Federal Judge Benita Pearson has ruled that 28 workers employed at the General Motors Lordstown, Ohio assembly plant — which builds the Chevrolet Cruze — may continue their lawsuit against both GM and the United Auto Workers, along with UAW Local 1112. Allegations consiste of the workers being wrongly classified as temporary employees, claiming they were wrongly terminated in April 2007, before being rehired six months after the fact.
The dicey part is that the workers claim to have been paid the same wages as permanent employees with seniority when they were rehired. While it’s not immediately clear, it’s easy to assume that this means their pay may have equated to that of a Tier 1 UAW worker. Not long after, the 28 workers claim they were forced to accept being reclassified under temporary worker status, and thereby having to take a 40 percent slash in wages, or be terminated again. What’s more, the workers state that there was a separate group of 22 temporary workers that were hired during the same time period and were able to earn and keep permanent status, wages, and benefits.

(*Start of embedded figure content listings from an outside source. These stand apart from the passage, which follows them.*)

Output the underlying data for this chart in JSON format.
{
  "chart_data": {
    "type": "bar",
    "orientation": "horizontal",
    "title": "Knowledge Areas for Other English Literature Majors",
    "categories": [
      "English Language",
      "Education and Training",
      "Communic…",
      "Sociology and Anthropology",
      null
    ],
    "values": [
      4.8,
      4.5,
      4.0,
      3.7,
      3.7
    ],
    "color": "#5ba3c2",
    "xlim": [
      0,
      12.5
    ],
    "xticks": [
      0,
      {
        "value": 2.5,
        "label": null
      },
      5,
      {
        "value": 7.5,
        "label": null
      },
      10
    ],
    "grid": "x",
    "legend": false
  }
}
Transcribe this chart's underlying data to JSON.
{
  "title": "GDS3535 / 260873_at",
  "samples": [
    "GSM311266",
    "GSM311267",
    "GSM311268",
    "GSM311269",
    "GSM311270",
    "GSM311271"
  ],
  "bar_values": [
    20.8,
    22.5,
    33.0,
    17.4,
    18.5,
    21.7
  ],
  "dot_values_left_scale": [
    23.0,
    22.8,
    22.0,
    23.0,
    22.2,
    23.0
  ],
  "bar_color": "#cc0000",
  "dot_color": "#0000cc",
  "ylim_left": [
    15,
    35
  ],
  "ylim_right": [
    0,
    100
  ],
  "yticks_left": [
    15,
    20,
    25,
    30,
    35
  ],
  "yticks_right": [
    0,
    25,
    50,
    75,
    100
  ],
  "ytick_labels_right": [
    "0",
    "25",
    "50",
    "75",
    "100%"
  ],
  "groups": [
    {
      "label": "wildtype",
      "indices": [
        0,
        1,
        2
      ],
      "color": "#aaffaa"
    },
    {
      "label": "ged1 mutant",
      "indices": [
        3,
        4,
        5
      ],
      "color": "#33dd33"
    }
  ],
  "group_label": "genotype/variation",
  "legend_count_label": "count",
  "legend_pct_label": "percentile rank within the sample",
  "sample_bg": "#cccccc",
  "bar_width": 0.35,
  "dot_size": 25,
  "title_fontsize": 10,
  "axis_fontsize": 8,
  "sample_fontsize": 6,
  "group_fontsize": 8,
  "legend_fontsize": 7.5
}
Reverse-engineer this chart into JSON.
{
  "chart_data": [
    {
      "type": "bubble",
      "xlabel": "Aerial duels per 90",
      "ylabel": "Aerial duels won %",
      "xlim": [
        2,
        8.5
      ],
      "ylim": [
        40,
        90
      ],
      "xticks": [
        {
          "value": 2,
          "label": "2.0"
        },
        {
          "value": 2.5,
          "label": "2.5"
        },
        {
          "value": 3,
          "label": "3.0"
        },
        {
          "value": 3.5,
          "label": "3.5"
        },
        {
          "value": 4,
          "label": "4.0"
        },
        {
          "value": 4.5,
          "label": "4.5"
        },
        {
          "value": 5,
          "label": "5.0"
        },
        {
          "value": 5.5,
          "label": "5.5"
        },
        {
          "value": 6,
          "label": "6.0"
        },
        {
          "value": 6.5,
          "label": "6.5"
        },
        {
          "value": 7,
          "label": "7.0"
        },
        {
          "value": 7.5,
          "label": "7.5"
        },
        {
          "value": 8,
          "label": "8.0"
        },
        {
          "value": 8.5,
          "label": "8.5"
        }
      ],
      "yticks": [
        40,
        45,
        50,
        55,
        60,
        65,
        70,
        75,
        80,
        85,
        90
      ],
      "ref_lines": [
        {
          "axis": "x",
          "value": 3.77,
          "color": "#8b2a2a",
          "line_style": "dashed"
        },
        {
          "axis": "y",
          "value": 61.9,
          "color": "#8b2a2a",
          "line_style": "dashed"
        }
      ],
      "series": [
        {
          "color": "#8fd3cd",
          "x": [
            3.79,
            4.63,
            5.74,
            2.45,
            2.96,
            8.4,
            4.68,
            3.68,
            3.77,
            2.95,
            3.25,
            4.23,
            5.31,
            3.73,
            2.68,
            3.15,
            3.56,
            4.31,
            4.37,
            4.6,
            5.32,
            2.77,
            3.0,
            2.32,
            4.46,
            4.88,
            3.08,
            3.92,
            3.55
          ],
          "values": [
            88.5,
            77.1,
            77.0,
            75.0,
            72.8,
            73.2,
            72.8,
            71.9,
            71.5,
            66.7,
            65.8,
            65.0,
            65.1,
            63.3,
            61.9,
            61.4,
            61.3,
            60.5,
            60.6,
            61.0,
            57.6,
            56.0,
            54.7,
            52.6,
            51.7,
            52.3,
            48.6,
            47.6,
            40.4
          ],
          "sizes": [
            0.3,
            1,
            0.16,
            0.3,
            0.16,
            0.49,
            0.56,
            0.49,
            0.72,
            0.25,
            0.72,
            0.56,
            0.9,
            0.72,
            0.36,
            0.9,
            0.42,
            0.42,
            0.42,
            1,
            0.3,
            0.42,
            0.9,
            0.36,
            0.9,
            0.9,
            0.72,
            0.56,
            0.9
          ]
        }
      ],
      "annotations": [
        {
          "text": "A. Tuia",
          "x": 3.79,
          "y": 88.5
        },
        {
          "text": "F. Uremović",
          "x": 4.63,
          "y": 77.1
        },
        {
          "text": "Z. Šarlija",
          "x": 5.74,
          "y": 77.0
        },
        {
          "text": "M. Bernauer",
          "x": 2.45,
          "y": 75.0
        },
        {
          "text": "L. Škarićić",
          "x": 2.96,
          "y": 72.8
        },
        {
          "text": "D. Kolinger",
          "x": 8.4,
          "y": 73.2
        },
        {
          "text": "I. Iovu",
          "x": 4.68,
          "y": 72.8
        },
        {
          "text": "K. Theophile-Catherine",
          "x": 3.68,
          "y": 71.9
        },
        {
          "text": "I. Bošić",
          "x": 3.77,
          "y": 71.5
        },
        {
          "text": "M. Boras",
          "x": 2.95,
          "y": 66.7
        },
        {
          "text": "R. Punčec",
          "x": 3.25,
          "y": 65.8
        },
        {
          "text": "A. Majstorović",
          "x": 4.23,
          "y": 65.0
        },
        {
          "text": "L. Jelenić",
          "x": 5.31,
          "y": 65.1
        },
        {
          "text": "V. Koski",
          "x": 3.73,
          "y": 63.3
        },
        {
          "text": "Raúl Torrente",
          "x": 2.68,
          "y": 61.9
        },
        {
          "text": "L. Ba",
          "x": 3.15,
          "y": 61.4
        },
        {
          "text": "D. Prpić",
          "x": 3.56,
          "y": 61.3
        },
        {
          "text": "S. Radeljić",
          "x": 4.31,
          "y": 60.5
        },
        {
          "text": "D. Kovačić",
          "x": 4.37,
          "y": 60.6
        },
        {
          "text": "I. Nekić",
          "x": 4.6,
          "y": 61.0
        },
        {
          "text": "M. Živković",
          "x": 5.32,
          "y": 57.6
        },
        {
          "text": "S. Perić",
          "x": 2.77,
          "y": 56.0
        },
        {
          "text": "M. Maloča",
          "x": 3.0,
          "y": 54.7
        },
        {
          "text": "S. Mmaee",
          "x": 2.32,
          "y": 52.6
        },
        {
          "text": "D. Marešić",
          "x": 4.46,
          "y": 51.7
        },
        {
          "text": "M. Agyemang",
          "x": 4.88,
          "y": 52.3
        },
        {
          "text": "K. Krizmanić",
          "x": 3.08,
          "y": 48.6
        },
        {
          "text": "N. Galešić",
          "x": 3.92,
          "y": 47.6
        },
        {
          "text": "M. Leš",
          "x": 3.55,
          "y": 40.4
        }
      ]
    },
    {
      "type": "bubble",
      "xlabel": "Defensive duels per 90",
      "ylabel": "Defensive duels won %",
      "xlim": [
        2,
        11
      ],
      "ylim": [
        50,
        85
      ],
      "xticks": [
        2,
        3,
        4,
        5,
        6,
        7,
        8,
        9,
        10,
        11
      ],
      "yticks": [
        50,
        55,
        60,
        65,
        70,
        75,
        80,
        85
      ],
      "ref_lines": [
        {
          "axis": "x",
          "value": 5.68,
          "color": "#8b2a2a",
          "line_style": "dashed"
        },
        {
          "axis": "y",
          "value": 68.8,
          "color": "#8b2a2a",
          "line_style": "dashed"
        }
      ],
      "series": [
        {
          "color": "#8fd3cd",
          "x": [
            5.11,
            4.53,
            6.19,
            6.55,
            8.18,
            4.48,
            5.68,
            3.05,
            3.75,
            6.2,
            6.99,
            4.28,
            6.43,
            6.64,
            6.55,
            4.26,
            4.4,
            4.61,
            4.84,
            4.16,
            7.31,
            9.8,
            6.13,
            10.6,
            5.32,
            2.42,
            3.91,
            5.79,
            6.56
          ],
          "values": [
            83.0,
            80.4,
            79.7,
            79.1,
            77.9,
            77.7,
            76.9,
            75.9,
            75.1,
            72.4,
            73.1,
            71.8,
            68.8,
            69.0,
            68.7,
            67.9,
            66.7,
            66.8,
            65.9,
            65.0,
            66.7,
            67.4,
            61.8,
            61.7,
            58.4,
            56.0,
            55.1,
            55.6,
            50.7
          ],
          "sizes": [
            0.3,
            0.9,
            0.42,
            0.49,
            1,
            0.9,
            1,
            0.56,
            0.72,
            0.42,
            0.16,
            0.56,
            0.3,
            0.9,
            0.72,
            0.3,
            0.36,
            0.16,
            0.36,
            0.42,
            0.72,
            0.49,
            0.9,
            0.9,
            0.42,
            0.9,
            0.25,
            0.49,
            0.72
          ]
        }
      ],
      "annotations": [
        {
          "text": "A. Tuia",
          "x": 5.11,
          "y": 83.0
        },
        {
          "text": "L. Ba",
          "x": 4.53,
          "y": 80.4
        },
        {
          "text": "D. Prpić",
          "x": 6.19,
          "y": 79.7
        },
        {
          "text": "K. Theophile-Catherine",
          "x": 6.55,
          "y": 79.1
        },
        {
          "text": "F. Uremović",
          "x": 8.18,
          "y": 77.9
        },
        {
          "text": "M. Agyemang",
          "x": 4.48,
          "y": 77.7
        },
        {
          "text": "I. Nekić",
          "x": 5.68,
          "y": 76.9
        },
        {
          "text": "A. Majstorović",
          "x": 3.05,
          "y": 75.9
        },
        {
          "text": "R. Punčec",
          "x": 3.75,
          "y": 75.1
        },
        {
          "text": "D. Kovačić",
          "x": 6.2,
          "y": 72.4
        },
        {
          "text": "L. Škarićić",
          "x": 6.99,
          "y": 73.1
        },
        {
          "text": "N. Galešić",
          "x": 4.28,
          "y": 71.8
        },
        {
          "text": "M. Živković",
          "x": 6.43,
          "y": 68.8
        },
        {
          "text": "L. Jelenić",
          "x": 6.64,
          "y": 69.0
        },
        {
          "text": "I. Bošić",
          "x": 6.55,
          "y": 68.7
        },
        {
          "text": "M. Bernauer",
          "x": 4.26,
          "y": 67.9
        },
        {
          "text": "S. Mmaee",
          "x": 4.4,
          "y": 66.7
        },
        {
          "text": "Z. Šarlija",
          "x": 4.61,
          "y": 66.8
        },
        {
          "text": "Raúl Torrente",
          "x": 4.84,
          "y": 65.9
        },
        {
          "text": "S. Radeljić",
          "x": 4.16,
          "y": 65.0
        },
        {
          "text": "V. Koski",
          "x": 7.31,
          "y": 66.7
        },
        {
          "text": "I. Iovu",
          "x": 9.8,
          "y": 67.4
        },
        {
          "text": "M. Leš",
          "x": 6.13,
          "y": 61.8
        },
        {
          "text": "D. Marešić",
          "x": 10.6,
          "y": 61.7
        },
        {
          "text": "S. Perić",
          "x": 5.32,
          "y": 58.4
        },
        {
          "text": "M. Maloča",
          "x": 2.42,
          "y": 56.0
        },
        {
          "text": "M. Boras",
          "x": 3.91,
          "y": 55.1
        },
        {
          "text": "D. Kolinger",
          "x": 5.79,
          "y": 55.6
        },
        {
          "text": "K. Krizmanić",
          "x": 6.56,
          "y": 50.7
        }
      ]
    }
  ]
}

As a result, the 28 employees are suing for around $3-4 million in back-pay, as well as restoration of their permanent senior work status. They claim that the pay change violated the UAW’s collective bargaining agreement at the time, and that the union refused to file a grievance on their behalf.
The suit was originally filed in April 2012, with court documents showing that both GM and the UAW denied the allegations. Autoblog writes that GM reportedly hasn’t commented on the matter, but the UAW claims that the 28 employees didn’t fully exhaust their means of internal resolution, and that the case had been filed after the end of the statute of limitations had run out.